Sotto il cielo dei Pesci l’inverno finalmente si fa liquido, mutevole e scostante. Tra un colpo di coda e l’altro un’aria nuova si insinua, la percepisci con la punta del naso da un refolo di vento, oppure giunge all’orecchio nel canto ostentato di qualche precoce merlo prima che scenda la sera.
Gli alti fusti dei faggi ondeggiano alla brezza scricchiolando, come per rifare il verso all’eco dei picchi che si perde lontano lungo la vallata.

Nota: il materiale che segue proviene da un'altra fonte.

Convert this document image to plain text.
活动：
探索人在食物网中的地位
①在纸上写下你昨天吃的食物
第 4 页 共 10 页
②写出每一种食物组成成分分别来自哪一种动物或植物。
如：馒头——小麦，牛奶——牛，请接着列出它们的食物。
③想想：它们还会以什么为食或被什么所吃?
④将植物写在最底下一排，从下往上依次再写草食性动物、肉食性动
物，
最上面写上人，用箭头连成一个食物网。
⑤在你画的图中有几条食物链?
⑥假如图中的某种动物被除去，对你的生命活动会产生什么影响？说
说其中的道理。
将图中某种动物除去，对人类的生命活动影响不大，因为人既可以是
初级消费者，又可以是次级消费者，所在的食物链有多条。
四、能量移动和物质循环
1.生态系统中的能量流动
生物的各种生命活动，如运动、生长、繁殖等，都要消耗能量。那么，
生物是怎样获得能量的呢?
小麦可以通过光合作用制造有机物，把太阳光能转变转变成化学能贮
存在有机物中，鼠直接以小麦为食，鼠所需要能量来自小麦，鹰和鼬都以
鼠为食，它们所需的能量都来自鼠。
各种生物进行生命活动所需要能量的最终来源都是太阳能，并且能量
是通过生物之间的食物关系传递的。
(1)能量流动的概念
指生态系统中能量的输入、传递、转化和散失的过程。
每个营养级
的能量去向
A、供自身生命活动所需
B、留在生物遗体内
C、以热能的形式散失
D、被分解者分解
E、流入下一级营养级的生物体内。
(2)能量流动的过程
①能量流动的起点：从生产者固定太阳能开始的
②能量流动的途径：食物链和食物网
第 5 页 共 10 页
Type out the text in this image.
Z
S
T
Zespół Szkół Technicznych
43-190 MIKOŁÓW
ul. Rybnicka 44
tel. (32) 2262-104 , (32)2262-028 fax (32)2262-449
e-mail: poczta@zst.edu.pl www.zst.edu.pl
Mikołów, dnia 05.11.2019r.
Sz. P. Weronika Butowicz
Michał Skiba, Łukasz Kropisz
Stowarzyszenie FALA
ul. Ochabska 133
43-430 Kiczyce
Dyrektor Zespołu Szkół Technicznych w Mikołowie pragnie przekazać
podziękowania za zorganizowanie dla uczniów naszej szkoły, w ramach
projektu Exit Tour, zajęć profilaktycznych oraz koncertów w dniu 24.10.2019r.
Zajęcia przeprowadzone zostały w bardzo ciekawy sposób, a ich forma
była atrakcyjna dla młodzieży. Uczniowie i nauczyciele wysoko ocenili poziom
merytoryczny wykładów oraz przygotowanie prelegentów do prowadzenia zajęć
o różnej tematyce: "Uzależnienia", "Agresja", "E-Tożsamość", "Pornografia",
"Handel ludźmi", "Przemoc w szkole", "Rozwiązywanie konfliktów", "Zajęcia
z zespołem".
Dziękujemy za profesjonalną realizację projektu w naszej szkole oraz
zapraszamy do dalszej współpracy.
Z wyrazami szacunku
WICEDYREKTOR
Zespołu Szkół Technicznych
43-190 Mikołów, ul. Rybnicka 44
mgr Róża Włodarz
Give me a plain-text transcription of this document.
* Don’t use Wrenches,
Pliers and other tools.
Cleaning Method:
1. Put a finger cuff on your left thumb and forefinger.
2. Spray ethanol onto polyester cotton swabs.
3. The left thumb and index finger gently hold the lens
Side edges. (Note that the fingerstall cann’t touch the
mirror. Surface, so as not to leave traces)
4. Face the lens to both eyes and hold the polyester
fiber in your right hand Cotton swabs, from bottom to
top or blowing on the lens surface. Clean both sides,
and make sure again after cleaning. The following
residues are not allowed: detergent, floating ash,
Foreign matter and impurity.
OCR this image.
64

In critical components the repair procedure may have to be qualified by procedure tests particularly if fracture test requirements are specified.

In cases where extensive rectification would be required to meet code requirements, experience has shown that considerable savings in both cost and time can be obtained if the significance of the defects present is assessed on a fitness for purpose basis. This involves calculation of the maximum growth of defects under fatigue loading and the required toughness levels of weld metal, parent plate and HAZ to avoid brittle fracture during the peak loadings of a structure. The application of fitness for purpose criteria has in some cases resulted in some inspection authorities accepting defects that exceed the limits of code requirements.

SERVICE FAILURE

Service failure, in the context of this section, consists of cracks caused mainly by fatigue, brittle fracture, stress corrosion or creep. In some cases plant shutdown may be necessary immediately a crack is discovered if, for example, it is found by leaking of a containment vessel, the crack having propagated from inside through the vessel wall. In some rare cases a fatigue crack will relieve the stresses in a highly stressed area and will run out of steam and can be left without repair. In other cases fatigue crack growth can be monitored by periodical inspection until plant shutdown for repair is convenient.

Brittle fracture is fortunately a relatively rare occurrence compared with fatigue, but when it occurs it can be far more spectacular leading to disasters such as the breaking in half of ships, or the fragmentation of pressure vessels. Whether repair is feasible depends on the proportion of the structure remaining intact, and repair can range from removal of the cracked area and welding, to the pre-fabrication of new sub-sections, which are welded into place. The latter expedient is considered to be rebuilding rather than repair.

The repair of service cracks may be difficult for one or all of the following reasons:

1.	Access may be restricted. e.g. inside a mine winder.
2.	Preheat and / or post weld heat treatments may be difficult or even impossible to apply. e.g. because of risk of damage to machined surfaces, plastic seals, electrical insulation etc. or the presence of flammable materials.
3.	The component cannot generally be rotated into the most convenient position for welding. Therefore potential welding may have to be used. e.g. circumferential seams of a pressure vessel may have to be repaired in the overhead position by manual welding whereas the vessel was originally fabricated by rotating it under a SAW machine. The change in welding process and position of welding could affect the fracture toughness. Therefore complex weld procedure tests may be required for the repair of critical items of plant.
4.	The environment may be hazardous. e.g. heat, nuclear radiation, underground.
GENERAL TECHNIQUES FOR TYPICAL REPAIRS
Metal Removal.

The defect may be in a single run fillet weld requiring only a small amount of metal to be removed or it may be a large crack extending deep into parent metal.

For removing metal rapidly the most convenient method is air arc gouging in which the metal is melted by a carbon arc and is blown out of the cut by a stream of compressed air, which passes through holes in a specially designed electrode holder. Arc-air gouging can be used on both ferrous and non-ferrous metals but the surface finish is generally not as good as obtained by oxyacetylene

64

Il sole più diretto traccia contorni netti e sull’erta di un crinale si percepisce al meglio questo passaggio obbligato tra l’inverno che lascia e la primavera che ritorna.
In un paesaggio incerto su quale versante volgere, tra le erbette chiazzate di macchie sfolgoranti di neve, d’improvviso appare sull’erta affannato un cervo vegliardo: il palco logoro, quasi smozzicato, pesante ancora troneggia sul suo capo.
Nelle scheggiature, nei graffi, nei monconi c’è scritta tutta la storia del lungo inverno che sta finendo: presto lo offrirà in dono alla saturnia terra, perché un cerchio infine si chiuda. Grato per avere attraversato ancora una volta la stagione più dura e lunga, si libererà di un ultimo peso per offrirsi rinato alle energie nuove della primavera.
Rinascerà presto quel palco, nutrito dalle energie dell’Ariete e del Toro, pronto per l’inizio di un nuovo ciclo, un altro giro nel grande cerchio della vita. Che sia lunga vita al re del bosco!